V. Marie-Joseph: la communication change de manière assez étrange : le virtuel conduit à un certain formalisme qui crée de la distance entre les chargés de TD et les étudiants, alors même que traditionnellement les rapports étaient plus étroits. Nous semblons normalement, d’après mon expérience, plus accessibles aux étudiants. Je trouve à ce titre que l’enseignement en distanciel conduit à une certaine fracture d’une relation profitable à l’étudiant comme au chargé de TD.

              Bien des étudiants reconnaissent qu’il est difficile pour eux de suivre les cours à distance. Qu’en est-il de vous ? A quelles difficultés vous confrontez-vous ?

A. Bugada: Pour ma part, les connexions ont parfois posé problème. Les téléchargements, de même, sont hasardeux et nécessitent des manipulations laborieuses : le téléchargement de mon cours audio du jeudi mobilise mon ordinateur une partie de la nuit ! Sur le plan pédagogique, je ne crois pas que passer autant de temps sur un écran pour « apprendre » soit une bonne chose, d’autant que l’interaction avec les camarades est également essentielle. Vivre en société, ce n’est pas vivre dans sa bulle numérique. Oui, les cours traditionnels me manquent, mais je me dis que c’est le moment ou jamais d’innover.

V. Marie-Joseph: Je suis en permanence dans l’angoisse qu’un problème technique survienne et qu’il porte atteinte à la qualité des TD que je dispense. J’essaie vraiment de me mettre à la place des étudiants pour que la séance reste pédagogique et instructive. Je dicte moins, puisqu’il est plus difficile de juger si le rythme est bon ou non. Le but est aussi de rendre le cours plus interactif, afin de pallier au manque de contact. Les cours en présentiel me manquent donc terriblement. 

            Est-ce, selon vous, un sacrifice nécessaire ? Etes-vous soulagés de ne pas avoir à vous rendre à la fac, ou plutôt inquiet pour vos élèves ?

A. Bugada: Je m’inquiète surtout pour mes élèves et leurs familles. Si les rentrées universitaires compriment l’espace dans les amphis, la densité baisse généralement à compter du mois de novembre. On aurait pu imaginer plus de présentiel en refaisant les maquettes, en mixant l’usage du numérique et des cours traditionnels dès septembre. Cela semble encore trop complexe sur le plan organisationnel. Enfin… L’essentiel c’est d’apprendre !

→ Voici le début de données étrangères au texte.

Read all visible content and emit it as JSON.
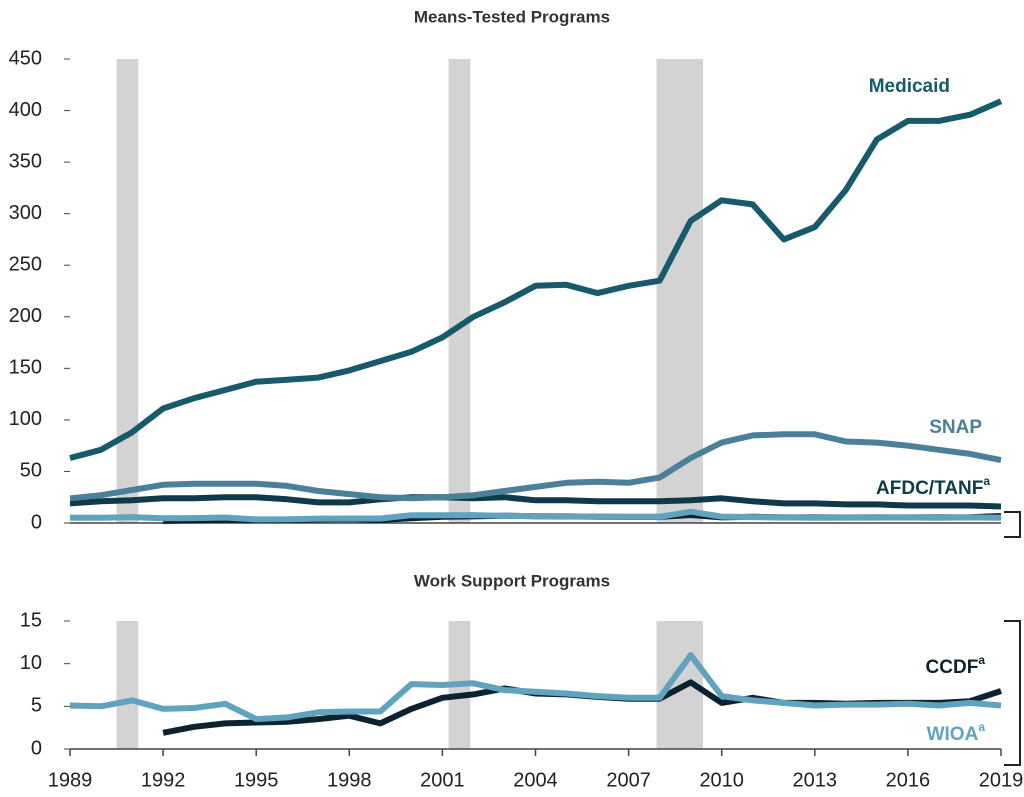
{
  "chart_data": [
    {
      "type": "line",
      "title": "Means-Tested Programs",
      "x": [
        1989,
        1990,
        1991,
        1992,
        1993,
        1994,
        1995,
        1996,
        1997,
        1998,
        1999,
        2000,
        2001,
        2002,
        2003,
        2004,
        2005,
        2006,
        2007,
        2008,
        2009,
        2010,
        2011,
        2012,
        2013,
        2014,
        2015,
        2016,
        2017,
        2018,
        2019
      ],
      "xlim": [
        1989,
        2019
      ],
      "ylim": [
        0,
        450
      ],
      "yticks": [
        0,
        50,
        100,
        150,
        200,
        250,
        300,
        350,
        400,
        450
      ],
      "shaded_periods": [
        [
          1990.5,
          1991.2
        ],
        [
          2001.2,
          2001.9
        ],
        [
          2007.9,
          2009.4
        ]
      ],
      "series": [
        {
          "color": "#0d2230",
          "values": [
            null,
            null,
            null,
            1.9,
            2.6,
            3.0,
            3.1,
            3.2,
            3.5,
            3.9,
            3.0,
            4.7,
            6.0,
            6.4,
            7.1,
            6.5,
            6.4,
            6.1,
            5.9,
            5.9,
            7.8,
            5.4,
            6.0,
            5.4,
            5.4,
            5.3,
            5.4,
            5.4,
            5.4,
            5.6,
            6.8
          ]
        },
        {
          "color": "#5fa3be",
          "values": [
            5.1,
            5.0,
            5.7,
            4.7,
            4.8,
            5.3,
            3.5,
            3.7,
            4.3,
            4.4,
            4.4,
            7.6,
            7.5,
            7.7,
            6.9,
            6.7,
            6.5,
            6.2,
            6.0,
            6.0,
            11.0,
            6.2,
            5.7,
            5.4,
            5.1,
            5.2,
            5.2,
            5.3,
            5.1,
            5.4,
            5.1
          ]
        },
        {
          "name": "AFDC/TANF",
          "name_note": "a",
          "color": "#0f3a4a",
          "values": [
            19,
            21,
            22,
            24,
            24,
            25,
            25,
            23,
            20,
            20,
            23,
            25,
            25,
            24,
            25,
            22,
            22,
            21,
            21,
            21,
            22,
            24,
            21,
            19,
            19,
            18,
            18,
            17,
            17,
            17,
            16
          ]
        },
        {
          "name": "SNAP",
          "color": "#4a8098",
          "values": [
            24,
            27,
            32,
            37,
            38,
            38,
            38,
            36,
            31,
            28,
            25,
            24,
            25,
            27,
            31,
            35,
            39,
            40,
            39,
            44,
            63,
            78,
            85,
            86,
            86,
            79,
            78,
            75,
            71,
            67,
            61
          ]
        },
        {
          "name": "Medicaid",
          "color": "#175a6c",
          "values": [
            63,
            71,
            88,
            111,
            121,
            129,
            137,
            139,
            141,
            148,
            157,
            166,
            180,
            200,
            214,
            230,
            231,
            223,
            230,
            235,
            293,
            313,
            309,
            275,
            287,
            323,
            372,
            390,
            390,
            396,
            409
          ]
        }
      ]
    },
    {
      "type": "line",
      "title": "Work Support Programs",
      "x": [
        1989,
        1990,
        1991,
        1992,
        1993,
        1994,
        1995,
        1996,
        1997,
        1998,
        1999,
        2000,
        2001,
        2002,
        2003,
        2004,
        2005,
        2006,
        2007,
        2008,
        2009,
        2010,
        2011,
        2012,
        2013,
        2014,
        2015,
        2016,
        2017,
        2018,
        2019
      ],
      "xlim": [
        1989,
        2019
      ],
      "xticks": [
        1989,
        1992,
        1995,
        1998,
        2001,
        2004,
        2007,
        2010,
        2013,
        2016,
        2019
      ],
      "ylim": [
        0,
        15
      ],
      "yticks": [
        0,
        5,
        10,
        15
      ],
      "shaded_periods": [
        [
          1990.5,
          1991.2
        ],
        [
          2001.2,
          2001.9
        ],
        [
          2007.9,
          2009.4
        ]
      ],
      "series": [
        {
          "name": "CCDF",
          "name_note": "a",
          "color": "#0d2230",
          "values": [
            null,
            null,
            null,
            1.9,
            2.6,
            3.0,
            3.1,
            3.2,
            3.5,
            3.9,
            3.0,
            4.7,
            6.0,
            6.4,
            7.1,
            6.5,
            6.4,
            6.1,
            5.9,
            5.9,
            7.8,
            5.4,
            6.0,
            5.4,
            5.4,
            5.3,
            5.4,
            5.4,
            5.4,
            5.6,
            6.8
          ]
        },
        {
          "name": "WIOA",
          "name_note": "a",
          "color": "#5fa3be",
          "values": [
            5.1,
            5.0,
            5.7,
            4.7,
            4.8,
            5.3,
            3.5,
            3.7,
            4.3,
            4.4,
            4.4,
            7.6,
            7.5,
            7.7,
            6.9,
            6.7,
            6.5,
            6.2,
            6.0,
            6.0,
            11.0,
            6.2,
            5.7,
            5.4,
            5.1,
            5.2,
            5.2,
            5.3,
            5.1,
            5.4,
            5.1
          ]
        }
      ]
    }
  ]
}
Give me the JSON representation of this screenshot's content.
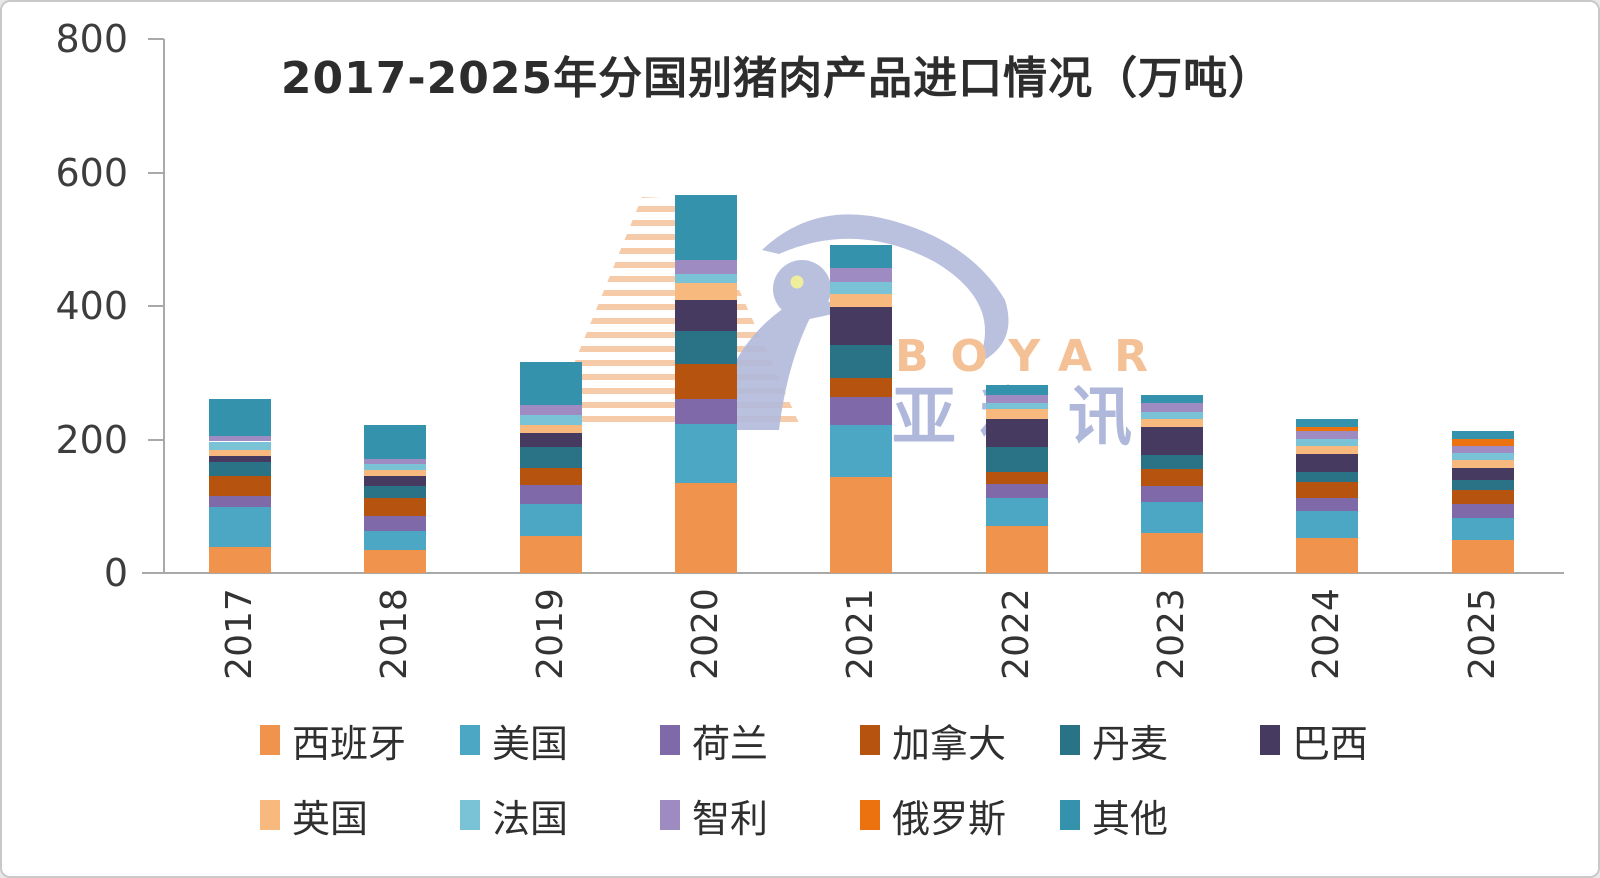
{
  "title": "2017-2025年分国别猪肉产品进口情况（万吨）",
  "watermark": {
    "en": "BOYAR",
    "cn": "亚和讯"
  },
  "chart_data": {
    "type": "bar",
    "stacked": true,
    "title": "2017-2025年分国别猪肉产品进口情况（万吨）",
    "unit": "万吨",
    "xlabel": "",
    "ylabel": "",
    "ylim": [
      0,
      800
    ],
    "y_ticks": [
      0,
      200,
      400,
      600,
      800
    ],
    "grid": false,
    "legend_position": "bottom",
    "categories": [
      "2017",
      "2018",
      "2019",
      "2020",
      "2021",
      "2022",
      "2023",
      "2024",
      "2025"
    ],
    "series": [
      {
        "name": "西班牙",
        "color": "#F0944D",
        "values": [
          39,
          34,
          55,
          135,
          144,
          71,
          60,
          52,
          49
        ]
      },
      {
        "name": "美国",
        "color": "#4BA7C3",
        "values": [
          60,
          29,
          48,
          88,
          78,
          41,
          46,
          41,
          34
        ]
      },
      {
        "name": "荷兰",
        "color": "#8069A9",
        "values": [
          16,
          22,
          29,
          37,
          41,
          22,
          24,
          19,
          21
        ]
      },
      {
        "name": "加拿大",
        "color": "#B5530F",
        "values": [
          31,
          27,
          26,
          53,
          29,
          18,
          26,
          24,
          20
        ]
      },
      {
        "name": "丹麦",
        "color": "#2A7286",
        "values": [
          21,
          19,
          31,
          50,
          49,
          37,
          21,
          16,
          16
        ]
      },
      {
        "name": "巴西",
        "color": "#463A60",
        "values": [
          9,
          15,
          21,
          46,
          57,
          42,
          41,
          27,
          17
        ]
      },
      {
        "name": "英国",
        "color": "#F7B97E",
        "values": [
          9,
          9,
          12,
          25,
          20,
          14,
          12,
          11,
          12
        ]
      },
      {
        "name": "法国",
        "color": "#7AC3D6",
        "values": [
          12,
          9,
          15,
          14,
          18,
          10,
          11,
          11,
          11
        ]
      },
      {
        "name": "智利",
        "color": "#9D8BC2",
        "values": [
          8,
          7,
          15,
          21,
          21,
          11,
          13,
          12,
          11
        ]
      },
      {
        "name": "俄罗斯",
        "color": "#EB720F",
        "values": [
          0,
          0,
          0,
          0,
          0,
          0,
          0,
          5,
          10
        ]
      },
      {
        "name": "其他",
        "color": "#3592AC",
        "values": [
          55,
          51,
          64,
          97,
          34,
          16,
          12,
          12,
          12
        ]
      }
    ],
    "legend_rows": [
      [
        0,
        1,
        2,
        3,
        4,
        5
      ],
      [
        6,
        7,
        8,
        9,
        10
      ]
    ],
    "totals": [
      260,
      222,
      316,
      566,
      491,
      282,
      266,
      230,
      213
    ]
  }
}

V. Marie-Joseph: Soulagé, je ne pense pas. Je fais partie de ceux qui préfèrent prendre un risque pour avoir la possibilité d’assurer leurs TD en présentiel. Dans tous les cas j’accepte et je comprends la décision prise par les instances dirigeantes de l’université. Je suis néanmoins inquiet pour mes étudiants. C’est une peur partagée : je crains de ne pas pouvoir répondre à leurs attentes et de ne pas offrir le meilleur de moi-même.

            Au vu de la dernière intervention d’Emmanuel Macron, comment envisagez-vous la suite de l’année universitaire?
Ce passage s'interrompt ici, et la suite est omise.